The Palestinian health system is facing meltdown as a result of international aid cuts and the curfew imposed by Israel on the Palestinian Authority, part of its effort to boycott the Hamas government.
The latest humanitarian alarm was sounded on Tuesday in a report by the Physicians for Human Rights organization – a non-profit organization whose goal is to safeguard health-related rights of people living in Israel and the Palestinian territories.
The report said the Palestinian Health Ministry is supplying only 64 percent of the total services to Palestinians living in the Gaza Strip and the West Bank. PA hospitals are dealing with 77 percent of emergency treatments and 76 percent of medical treatments for women.

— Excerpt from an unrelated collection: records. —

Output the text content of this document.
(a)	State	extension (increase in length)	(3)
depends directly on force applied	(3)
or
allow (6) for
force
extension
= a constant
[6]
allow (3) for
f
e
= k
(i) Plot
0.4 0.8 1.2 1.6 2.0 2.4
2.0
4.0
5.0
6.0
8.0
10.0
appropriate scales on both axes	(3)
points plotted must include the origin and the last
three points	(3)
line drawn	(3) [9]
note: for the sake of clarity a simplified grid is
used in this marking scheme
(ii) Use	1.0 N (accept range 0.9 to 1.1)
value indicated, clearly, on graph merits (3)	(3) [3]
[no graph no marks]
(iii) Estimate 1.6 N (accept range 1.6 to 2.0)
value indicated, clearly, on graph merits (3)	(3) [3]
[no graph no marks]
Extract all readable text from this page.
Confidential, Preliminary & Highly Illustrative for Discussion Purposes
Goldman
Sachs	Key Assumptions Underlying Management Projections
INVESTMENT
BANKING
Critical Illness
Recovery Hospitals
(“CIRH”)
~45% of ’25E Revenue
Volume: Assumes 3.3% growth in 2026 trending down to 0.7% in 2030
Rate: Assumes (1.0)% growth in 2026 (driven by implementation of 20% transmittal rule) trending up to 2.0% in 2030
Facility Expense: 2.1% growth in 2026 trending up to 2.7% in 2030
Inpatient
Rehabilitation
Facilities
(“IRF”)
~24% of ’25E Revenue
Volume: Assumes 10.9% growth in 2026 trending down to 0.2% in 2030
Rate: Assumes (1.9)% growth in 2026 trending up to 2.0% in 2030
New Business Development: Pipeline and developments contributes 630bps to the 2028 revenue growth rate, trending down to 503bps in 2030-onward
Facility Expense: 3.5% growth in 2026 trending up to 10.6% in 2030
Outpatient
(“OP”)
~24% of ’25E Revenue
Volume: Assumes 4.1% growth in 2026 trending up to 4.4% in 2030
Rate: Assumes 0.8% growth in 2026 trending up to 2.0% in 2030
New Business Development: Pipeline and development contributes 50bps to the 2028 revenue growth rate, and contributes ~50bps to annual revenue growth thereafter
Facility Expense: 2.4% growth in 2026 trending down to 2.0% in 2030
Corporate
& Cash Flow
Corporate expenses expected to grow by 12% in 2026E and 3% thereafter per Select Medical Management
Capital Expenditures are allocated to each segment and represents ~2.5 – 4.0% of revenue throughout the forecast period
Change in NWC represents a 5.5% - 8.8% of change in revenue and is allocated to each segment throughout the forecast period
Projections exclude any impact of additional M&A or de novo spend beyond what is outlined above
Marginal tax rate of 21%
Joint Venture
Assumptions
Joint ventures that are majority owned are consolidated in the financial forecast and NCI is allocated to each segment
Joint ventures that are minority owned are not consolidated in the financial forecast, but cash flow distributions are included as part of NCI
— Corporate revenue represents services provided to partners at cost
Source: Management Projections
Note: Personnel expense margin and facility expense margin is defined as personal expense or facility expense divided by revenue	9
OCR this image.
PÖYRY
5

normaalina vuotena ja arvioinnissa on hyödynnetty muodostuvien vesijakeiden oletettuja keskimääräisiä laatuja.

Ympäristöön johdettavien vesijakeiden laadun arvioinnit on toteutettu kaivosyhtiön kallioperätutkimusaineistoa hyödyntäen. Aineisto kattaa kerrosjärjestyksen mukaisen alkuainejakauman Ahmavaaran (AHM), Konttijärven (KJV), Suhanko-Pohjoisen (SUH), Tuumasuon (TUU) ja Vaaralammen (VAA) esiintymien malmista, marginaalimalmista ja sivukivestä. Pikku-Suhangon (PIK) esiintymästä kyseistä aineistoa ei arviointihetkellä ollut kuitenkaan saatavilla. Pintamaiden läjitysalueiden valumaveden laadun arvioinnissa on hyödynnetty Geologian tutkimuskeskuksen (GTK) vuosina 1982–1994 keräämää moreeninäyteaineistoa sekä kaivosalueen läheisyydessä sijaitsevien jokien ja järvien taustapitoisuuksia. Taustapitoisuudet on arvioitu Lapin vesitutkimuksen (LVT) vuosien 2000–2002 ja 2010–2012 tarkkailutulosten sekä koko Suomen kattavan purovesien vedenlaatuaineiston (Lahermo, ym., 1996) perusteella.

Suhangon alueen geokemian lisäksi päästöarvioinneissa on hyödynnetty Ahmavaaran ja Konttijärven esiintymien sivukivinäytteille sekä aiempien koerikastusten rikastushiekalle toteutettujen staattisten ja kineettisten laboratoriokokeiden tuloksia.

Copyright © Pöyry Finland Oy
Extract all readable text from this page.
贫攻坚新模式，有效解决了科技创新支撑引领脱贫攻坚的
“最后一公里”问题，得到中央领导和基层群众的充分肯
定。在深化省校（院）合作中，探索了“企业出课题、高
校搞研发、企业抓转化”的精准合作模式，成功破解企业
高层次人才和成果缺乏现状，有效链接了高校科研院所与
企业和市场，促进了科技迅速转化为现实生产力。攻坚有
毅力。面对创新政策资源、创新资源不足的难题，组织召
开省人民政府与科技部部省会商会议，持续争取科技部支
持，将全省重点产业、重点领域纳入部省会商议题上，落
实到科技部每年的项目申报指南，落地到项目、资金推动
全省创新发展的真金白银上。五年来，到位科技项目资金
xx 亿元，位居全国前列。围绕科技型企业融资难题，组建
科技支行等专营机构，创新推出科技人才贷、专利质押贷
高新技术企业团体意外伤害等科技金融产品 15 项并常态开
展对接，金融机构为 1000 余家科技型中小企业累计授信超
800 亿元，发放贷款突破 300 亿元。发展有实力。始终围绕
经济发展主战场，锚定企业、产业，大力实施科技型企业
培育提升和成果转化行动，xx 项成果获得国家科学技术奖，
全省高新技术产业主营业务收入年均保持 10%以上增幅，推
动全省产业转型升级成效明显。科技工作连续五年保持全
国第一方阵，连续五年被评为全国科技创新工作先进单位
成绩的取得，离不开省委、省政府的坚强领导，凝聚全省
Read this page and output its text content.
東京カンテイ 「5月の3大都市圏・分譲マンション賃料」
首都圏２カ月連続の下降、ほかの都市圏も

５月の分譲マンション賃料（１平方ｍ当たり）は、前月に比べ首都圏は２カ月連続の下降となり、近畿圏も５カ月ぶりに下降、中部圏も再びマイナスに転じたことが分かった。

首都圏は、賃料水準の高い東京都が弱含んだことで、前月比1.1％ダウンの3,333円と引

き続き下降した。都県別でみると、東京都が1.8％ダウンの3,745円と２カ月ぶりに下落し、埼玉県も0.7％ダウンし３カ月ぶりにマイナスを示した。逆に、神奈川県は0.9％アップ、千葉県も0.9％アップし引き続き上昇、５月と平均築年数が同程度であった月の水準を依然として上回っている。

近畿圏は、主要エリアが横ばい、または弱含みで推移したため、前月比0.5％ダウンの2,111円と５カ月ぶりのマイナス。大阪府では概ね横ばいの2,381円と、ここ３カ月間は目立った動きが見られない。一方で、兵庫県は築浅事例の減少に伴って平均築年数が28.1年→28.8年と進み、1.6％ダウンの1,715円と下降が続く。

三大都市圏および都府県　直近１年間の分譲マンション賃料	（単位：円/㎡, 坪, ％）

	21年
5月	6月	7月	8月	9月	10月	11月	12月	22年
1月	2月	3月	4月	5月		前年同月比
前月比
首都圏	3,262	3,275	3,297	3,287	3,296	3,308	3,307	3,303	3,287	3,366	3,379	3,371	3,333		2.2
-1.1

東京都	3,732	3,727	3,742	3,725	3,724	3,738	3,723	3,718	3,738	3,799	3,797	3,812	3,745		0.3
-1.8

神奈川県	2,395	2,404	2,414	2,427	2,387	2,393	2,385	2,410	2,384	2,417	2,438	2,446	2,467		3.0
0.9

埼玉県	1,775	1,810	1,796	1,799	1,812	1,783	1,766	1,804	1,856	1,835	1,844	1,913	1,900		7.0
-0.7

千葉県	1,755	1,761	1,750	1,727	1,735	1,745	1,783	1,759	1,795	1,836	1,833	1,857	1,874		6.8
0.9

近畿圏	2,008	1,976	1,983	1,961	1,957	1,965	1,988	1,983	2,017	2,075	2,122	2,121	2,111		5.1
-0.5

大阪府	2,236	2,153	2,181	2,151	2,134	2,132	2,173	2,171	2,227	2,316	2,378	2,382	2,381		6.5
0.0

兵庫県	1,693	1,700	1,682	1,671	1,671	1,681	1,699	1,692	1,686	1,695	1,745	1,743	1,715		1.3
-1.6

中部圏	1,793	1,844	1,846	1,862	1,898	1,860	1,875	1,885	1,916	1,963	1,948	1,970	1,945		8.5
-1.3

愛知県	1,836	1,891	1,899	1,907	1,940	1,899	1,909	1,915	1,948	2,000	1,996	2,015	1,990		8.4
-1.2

The Palestinian medical care system also lacks the means to treat life threatening illnesses like cancer, the report said. Cancer patients are deprived of proper diagnosis and operations to remove cancer tumors in the eye and the uterus.
Cardiology is the most hit branch of medicine hit by the financial crisis in the PA as breast operations, heart operations for children, angioplasties and other cardiological procedures are unavailable.
The report said, however, that a large majority of Palestinian children are immunized in Israel. Dozens of Palestinian children suffering from various illnesses were treat at the Sheba Medical Center last year, costing the Palestinian Authority NIS 3 million (USD 666,666). Last year the PA paid NIS 30 million (USD 6.6 million) in hospital bills to Israeli medical centers.
The report warned that the collapse of the PA Health Ministry could spell disaster for many Palestinian patients.
The organization noted that the transfer of the ministry's responsibility to the World Health Organization and non-profit humanitarian organizations is impossible in the short term.
"In the short term, Israel will bear direct responsibly for the repercussions of the collapse of the social system in general and the health system in particular," the organization said.
The body said that under the Oslo agreement Israel is responsible for the Palestinian health system, as it control water supplies to Palestinian areas and has the power to limit the freedom of movement of the Palestinians.
The report said the should the Palestinian health system collapse due to Israel's decision to halt the transfer of customs revenues to the PA and pressuring foreign donors to curb aid, the Jewish state will have to fund health care costs of 3.5 million Palestinians.
Why is my cancer-ridden son a security threat?
The latest sufferer of Israel's policies is cancer patient Ahmad Hinawi, 26, of Gaza. Hinawi was diagnosed with throat cancer half a year ago and has been receiving chemotherapy treatment at Tel Aviv's Ichilov Hospital until he was banned entry to Israel this month.
His father Akram told Ynet: "At the beginning the Israelis were very courteous, at the IDF District Coordination Office (DCO) and at Ichilov they treated us with utmost respect and we thanked them from our hearts for the treatment which kept my son alive.
A coupe of weeks ago the DCO reused Ahmad entry to Israel.
"Has my son become a security threat overnight as to refuse him entry to Israel? We are victims of Israel policy to put pressure on Hamas. After all we are people in need of medical treatment," Akram said.
In yet another sign of the worsening humanitarian situation in the territories, the Shifa hospital in Gaza reported that three dialysis patients died this week due to drug shortages.
Dr. Ibrahim al-Habash, the hospital's manager, told Ynet that the situation will worsen if the aid boycott remains in place. "There isn't enough equipment and there is no money to buy medicine. As a result the curfew pressure on our hospital is mounting as a lot of patients have been referred for external treatment," he said.